2012 was a year of mistakes. I auditioned for improv. I declared myself too good for Toads. I said I liked girls. I ran out of a naked party after realizing that it was a naked party. And in a stereotypical extracurricular frenzy, I wanted to write. I stepped into the Yale Daily News with the passion that only a first year could muster and wrote a piece bemoaning how cultural centers divided the community — “The cultural center conundrum,” published on Nov. 8, 2012.

It was bad. Puzzling metaphors, shoddy writing and remarkable naivete (even for a first year) combined to make one inflammatory mess. Within four months of stepping onto campus, I had made unintentional enemies with people who knew me only by name. By the end of that fall, I could monologue Tyra Banks’ “Be Quiet” rant from memory. I never entered 202 York again.

Over the next two years, I criticized myself for not stepping into cultural centers more often. As a result of my editorial, I never felt comfortable occupying the very spaces I had defiled as an aspiring columnist. Even as my friends invited me to events overflowing with samosas or mochi, I felt like a pariah.

As an upper-level student, I finally bit the bullet. I attended events hosted by the cultural centers. I confronted the roots of my self-hatred as a queer Asian-American. I watched documentaries about issues I had never considered before. I made friends who looked like me, felt like me and understood me.

My senior year was that of a fractured Yale. It was 2015, the year of Erika Christakis’ “look away” email regarding offensive Halloween costumes. The movement to rename Calhoun College was charged with momentum. Sigma Alpha Epsilon had just been accused of hosting a “white girls only” party. The importance of cultural centers, during all of this, became crystal clear. Without hesitation, they opened their doors as spaces to listen, reflect, rant and grieve. Silenced voices were finally given room to speak. It was there that I engaged in profound conversations about institutional racism and privilege, never feeling endangered in those intimate spaces.

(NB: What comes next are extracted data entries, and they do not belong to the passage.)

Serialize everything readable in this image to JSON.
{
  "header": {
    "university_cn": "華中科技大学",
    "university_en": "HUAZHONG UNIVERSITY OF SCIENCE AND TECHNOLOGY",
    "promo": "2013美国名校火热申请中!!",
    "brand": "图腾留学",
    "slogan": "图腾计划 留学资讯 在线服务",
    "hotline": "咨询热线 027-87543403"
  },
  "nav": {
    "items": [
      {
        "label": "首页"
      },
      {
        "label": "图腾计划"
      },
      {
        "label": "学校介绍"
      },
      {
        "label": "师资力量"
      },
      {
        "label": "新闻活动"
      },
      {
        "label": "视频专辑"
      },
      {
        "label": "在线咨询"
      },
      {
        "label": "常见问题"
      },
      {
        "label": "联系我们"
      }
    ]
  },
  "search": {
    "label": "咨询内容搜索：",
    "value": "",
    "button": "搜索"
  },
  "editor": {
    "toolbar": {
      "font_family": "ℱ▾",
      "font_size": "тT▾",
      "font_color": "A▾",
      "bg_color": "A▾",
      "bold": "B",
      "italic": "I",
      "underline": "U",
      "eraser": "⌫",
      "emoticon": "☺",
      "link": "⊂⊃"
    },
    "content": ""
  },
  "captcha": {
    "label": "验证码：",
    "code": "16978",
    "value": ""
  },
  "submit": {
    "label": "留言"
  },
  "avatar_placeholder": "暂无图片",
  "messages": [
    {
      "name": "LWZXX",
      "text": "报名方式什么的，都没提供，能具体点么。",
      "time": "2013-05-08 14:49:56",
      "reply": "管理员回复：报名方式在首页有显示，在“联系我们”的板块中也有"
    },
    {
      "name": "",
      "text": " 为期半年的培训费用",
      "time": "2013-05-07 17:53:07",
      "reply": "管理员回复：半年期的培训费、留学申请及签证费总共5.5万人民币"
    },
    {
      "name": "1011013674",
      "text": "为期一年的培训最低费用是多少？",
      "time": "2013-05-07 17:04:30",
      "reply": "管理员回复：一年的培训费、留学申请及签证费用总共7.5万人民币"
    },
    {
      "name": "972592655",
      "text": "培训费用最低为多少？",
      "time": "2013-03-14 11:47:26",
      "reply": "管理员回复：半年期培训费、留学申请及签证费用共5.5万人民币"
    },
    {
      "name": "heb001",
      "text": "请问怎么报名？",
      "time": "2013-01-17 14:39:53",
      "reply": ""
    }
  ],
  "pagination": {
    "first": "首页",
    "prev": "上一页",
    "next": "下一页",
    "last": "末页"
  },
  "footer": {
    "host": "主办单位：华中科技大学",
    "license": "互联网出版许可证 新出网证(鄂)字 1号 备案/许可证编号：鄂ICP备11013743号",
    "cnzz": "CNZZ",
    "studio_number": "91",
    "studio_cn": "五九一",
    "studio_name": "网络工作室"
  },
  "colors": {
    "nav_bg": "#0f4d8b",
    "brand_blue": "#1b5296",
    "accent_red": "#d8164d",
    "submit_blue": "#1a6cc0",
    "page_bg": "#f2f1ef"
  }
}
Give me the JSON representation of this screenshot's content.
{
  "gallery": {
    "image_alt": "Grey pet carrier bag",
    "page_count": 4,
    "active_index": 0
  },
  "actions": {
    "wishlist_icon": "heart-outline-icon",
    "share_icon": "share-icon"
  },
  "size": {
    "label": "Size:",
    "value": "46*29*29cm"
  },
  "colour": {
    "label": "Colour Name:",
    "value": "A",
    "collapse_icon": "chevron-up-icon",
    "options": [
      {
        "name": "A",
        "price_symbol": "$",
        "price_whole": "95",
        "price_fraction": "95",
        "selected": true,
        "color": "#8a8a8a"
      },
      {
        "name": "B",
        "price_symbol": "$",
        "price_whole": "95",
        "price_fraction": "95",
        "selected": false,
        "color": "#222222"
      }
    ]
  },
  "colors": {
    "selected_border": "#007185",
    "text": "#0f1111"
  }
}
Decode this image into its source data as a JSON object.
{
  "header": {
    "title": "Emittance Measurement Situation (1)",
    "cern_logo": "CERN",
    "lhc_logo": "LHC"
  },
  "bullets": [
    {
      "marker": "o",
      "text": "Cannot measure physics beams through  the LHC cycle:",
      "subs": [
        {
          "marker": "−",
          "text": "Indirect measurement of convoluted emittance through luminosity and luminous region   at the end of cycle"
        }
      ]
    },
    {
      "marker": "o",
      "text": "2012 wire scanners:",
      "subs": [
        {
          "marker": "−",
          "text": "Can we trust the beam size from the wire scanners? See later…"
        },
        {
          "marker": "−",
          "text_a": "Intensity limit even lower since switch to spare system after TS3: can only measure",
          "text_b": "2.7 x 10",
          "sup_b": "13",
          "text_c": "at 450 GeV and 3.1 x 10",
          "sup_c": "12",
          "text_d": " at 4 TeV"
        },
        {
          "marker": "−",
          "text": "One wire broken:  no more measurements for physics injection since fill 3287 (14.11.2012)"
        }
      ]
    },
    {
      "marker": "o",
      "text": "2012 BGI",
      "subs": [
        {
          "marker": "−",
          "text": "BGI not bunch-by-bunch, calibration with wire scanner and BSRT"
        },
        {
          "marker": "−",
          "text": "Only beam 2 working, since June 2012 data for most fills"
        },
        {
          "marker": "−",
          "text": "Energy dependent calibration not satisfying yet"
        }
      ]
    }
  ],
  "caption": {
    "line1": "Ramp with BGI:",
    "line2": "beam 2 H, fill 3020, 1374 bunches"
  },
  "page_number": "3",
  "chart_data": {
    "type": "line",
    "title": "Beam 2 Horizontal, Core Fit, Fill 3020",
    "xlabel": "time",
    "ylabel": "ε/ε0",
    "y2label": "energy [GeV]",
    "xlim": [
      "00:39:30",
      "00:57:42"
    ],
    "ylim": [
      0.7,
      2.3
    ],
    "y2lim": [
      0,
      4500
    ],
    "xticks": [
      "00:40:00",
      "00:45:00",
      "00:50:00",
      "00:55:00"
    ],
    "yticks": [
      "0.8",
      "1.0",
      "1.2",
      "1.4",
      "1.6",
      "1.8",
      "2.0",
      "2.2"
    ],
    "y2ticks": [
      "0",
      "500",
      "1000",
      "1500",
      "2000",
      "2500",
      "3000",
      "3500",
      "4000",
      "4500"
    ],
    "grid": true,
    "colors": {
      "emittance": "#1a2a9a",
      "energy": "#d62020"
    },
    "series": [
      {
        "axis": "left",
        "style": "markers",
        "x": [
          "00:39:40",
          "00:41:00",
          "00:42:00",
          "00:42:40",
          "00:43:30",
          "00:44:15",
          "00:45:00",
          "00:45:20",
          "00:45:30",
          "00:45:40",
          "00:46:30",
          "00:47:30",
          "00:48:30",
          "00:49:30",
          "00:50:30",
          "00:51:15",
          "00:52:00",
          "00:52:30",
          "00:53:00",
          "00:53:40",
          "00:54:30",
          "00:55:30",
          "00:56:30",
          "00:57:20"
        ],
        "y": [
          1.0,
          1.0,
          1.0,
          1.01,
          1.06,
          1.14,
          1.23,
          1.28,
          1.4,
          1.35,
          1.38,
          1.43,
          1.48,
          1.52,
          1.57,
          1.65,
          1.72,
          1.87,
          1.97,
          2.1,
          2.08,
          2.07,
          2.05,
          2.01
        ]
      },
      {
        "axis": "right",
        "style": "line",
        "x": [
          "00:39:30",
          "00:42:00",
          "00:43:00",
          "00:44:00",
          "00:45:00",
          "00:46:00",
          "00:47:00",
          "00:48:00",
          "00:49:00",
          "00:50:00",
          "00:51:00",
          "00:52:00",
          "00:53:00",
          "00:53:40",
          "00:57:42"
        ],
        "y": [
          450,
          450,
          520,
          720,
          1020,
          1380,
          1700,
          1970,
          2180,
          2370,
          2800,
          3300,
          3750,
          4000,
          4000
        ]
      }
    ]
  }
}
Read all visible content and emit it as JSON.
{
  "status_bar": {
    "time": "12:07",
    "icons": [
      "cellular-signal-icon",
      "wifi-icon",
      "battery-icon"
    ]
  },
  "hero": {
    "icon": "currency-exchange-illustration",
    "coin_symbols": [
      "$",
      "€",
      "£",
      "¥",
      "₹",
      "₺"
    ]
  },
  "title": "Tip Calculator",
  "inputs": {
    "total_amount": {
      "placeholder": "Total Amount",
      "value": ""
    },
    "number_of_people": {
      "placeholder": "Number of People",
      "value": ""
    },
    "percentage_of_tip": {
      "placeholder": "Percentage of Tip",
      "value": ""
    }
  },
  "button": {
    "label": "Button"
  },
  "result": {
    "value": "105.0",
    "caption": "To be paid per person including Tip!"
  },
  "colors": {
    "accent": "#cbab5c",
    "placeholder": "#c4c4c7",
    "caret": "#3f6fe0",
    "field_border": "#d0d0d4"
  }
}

Four years later, I am a medical student at a school that lacks the infrastructure necessary to make its minority students feel safe or welcome. In my first med school seminar, I was the only person of color in the room. I have been called a f***** by patients and once had a physician tell me to “just turn down the gay.” My peers argued that it was both “extreme and unnecessary” to include trans health as a mandatory part of our curriculum. There was an astounding absence of institutional support to protect people of color and queer people. During my first year, I often felt alone and scared of being outspoken in a marginalized body. I had never felt this at Yale, knowing that support was embedded in the systems around me.

Coming face-to-face with an environment unprepared for its incoming diversity helped me realize how much I took spaces like cultural centers for granted. The safety and community that they fostered did not exist without thoughtful allocation of staff, finances and time.

Throughout my time at Yale, I worked to correct the mistakes I had made in 2012. I came out as unapologetically gay. Woads became a hallowed tradition. I took ENGL 120 and “Daily Themes,” classes that molded me into a more thoughtful, balanced writer.

So it is about time that I corrected this one too: There is no cultural center conundrum. Cultural centers allow for a more unified Yale. They make us feel welcome where we might otherwise feel ostracized. They teach lessons and foster discussions that are absent from Yale’s curriculum. They provide students the space to build solidarity, resilience and community.

I still make mistakes, but Yale was a place that shaped me into who I am today. All of these experiences opened my eyes to the importance of inclusion, leading me to work with my medical school to develop workshops discussing unconscious biases and the intersectionality of race and sexuality. I want my community, and my future communities, to provide my peers the resources that the cultural centers provided me. They’re making strides. And hopefully, so am I.